Given the 50% of bookings that are still using 1980s technology, a GDS could argue that they are the only true holders of the world’s travel demand data and that is justification enough for them to exist. The race is on whether more open infrastructure like NDC disrupts faster than the GDS can get their heads on straight in regards to the changing travel distribution ecosystem.

Despite the concerns over margin compression (does Expedia really deserve 20% of the GBV for a hotel booking?), I do believe there is real value to what the OTAs provide.
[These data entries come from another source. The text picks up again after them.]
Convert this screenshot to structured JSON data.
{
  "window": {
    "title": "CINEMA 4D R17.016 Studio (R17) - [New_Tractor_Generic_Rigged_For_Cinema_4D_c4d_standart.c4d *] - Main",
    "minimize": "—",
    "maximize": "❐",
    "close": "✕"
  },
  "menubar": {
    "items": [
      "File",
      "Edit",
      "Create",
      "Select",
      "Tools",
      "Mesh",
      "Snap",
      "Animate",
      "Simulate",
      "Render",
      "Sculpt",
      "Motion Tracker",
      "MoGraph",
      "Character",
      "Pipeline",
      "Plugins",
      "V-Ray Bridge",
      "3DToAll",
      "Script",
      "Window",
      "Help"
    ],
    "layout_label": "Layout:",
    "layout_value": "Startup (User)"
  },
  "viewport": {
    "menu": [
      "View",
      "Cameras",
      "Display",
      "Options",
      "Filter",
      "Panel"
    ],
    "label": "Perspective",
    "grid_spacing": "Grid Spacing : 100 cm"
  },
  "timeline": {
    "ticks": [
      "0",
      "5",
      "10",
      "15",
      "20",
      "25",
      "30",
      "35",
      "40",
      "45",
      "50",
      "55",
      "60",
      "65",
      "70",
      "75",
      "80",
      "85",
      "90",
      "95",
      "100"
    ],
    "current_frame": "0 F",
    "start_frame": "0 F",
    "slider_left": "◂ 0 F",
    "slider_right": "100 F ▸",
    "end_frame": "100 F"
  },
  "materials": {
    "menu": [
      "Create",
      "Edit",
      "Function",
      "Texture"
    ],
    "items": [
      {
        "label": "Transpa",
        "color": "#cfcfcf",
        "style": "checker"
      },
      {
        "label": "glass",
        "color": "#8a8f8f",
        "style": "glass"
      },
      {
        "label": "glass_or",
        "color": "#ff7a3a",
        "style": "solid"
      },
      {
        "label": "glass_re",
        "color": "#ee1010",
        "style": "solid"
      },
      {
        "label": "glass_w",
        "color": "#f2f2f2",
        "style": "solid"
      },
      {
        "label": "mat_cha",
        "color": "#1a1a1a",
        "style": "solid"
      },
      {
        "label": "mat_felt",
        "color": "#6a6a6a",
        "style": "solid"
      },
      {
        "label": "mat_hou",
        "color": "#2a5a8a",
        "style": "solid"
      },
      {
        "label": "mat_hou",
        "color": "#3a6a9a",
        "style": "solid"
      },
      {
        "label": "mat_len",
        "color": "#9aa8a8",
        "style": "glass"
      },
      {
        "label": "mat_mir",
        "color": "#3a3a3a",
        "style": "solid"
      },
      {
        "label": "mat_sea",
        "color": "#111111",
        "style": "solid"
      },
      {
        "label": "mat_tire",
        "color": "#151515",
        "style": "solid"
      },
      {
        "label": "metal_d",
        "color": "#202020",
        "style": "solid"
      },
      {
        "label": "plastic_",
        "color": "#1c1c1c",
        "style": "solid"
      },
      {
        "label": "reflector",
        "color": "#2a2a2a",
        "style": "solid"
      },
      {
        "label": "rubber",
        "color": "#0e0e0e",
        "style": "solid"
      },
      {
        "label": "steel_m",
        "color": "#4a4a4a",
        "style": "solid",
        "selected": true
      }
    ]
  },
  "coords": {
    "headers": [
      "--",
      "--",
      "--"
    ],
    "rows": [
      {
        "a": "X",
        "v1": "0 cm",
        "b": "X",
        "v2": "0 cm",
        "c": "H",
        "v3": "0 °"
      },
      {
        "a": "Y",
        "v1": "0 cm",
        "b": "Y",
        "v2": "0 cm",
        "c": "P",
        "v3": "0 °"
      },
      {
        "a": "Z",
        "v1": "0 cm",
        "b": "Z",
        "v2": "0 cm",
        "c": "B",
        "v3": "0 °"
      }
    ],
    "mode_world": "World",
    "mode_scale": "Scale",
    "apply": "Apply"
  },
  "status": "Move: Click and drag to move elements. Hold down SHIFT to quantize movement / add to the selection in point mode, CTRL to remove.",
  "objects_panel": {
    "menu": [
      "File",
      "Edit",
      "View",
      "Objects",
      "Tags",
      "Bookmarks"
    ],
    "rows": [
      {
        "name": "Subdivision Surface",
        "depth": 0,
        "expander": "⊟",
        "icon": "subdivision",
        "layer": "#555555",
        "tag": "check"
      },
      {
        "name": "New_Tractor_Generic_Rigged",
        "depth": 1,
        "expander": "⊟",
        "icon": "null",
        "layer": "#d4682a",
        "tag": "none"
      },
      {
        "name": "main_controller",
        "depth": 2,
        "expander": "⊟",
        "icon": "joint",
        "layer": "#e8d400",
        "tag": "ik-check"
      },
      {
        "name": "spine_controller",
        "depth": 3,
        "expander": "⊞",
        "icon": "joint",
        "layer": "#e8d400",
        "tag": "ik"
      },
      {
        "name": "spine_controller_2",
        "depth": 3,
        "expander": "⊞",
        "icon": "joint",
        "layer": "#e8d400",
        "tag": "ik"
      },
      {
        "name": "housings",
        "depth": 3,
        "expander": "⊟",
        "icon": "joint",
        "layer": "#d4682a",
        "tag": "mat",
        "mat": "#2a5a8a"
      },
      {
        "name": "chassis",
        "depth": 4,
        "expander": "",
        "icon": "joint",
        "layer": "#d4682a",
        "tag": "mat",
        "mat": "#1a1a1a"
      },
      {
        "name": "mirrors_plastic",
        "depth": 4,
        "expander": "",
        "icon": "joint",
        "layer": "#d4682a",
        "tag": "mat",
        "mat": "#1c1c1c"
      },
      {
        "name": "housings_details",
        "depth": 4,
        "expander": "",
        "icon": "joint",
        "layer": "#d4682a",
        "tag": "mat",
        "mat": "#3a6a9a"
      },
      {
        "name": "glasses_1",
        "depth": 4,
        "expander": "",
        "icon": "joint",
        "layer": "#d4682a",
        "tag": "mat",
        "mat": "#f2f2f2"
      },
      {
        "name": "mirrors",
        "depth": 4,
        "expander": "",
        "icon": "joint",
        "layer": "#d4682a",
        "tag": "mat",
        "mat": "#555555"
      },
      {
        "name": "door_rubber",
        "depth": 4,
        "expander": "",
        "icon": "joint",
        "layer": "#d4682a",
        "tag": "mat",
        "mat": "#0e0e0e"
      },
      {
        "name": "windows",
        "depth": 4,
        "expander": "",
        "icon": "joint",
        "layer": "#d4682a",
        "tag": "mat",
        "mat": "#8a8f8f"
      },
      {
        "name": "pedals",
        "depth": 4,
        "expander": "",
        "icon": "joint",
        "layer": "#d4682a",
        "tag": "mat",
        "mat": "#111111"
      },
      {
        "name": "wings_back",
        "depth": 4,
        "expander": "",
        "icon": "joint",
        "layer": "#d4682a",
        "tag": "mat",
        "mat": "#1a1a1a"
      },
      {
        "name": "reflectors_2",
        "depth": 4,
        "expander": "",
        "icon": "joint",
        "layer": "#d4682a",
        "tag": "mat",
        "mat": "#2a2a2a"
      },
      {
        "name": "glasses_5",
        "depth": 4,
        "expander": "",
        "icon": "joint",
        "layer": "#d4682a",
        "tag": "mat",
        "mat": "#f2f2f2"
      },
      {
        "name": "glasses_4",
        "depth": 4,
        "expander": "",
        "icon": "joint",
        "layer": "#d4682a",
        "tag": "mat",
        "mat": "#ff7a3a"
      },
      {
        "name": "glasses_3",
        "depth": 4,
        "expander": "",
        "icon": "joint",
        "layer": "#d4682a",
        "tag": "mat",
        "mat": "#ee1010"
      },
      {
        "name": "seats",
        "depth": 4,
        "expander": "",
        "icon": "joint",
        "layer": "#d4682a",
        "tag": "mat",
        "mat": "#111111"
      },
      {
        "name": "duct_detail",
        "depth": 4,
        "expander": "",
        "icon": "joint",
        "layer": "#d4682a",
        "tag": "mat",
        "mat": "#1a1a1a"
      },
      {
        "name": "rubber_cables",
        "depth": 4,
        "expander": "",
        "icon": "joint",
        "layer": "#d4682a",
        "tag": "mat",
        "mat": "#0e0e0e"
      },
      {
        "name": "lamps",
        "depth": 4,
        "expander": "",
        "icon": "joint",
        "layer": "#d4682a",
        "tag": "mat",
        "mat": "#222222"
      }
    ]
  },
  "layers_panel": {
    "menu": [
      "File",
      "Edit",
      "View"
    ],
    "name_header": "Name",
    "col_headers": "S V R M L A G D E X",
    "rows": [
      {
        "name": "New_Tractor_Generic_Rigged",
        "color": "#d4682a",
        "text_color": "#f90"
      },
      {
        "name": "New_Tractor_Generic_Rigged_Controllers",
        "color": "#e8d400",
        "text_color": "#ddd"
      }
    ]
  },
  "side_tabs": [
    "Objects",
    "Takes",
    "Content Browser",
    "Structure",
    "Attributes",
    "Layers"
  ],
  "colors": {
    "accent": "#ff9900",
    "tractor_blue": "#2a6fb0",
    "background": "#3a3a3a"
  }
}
Let’s imagine booking a flight and hotel through your personalized WhatsApp concierge. The discovery, booking, and payments are all fairly straightforward. But what happens if you need to change your reservation, or you have a death in the family, covid, or any number of things that you would usually call a customer service line for? Certainly your WhatsApp customer service agent could help, but customization and personalization when it comes to customer service is something that can be better provided by an OTA.

Additionally the unique inventory that OTAs like Booking, Expedia, and Airbnb have on the vacation rental/STR side is extremely valuable. That exists outside of the traditional GDS coverage and is something that the individual brand owns.

My sense is that a decade from now Booking and Expedia will exist, but they will transform from a discovery and booking engine to an aggregator/fin-tech/customer service engine. You’ll book your travel with your WhatsApp or ChatGPT agent and specify you want it through Booking or Expedia (so brand still matters), and if you have any issues your personalized agent will reach out to the agent at EXPE to resolve the issue.

There is still room in an AI/LLM travel world for loyalty, brand, and customer service, but the traditional OTAs will need to evolve to fit the consumer demand.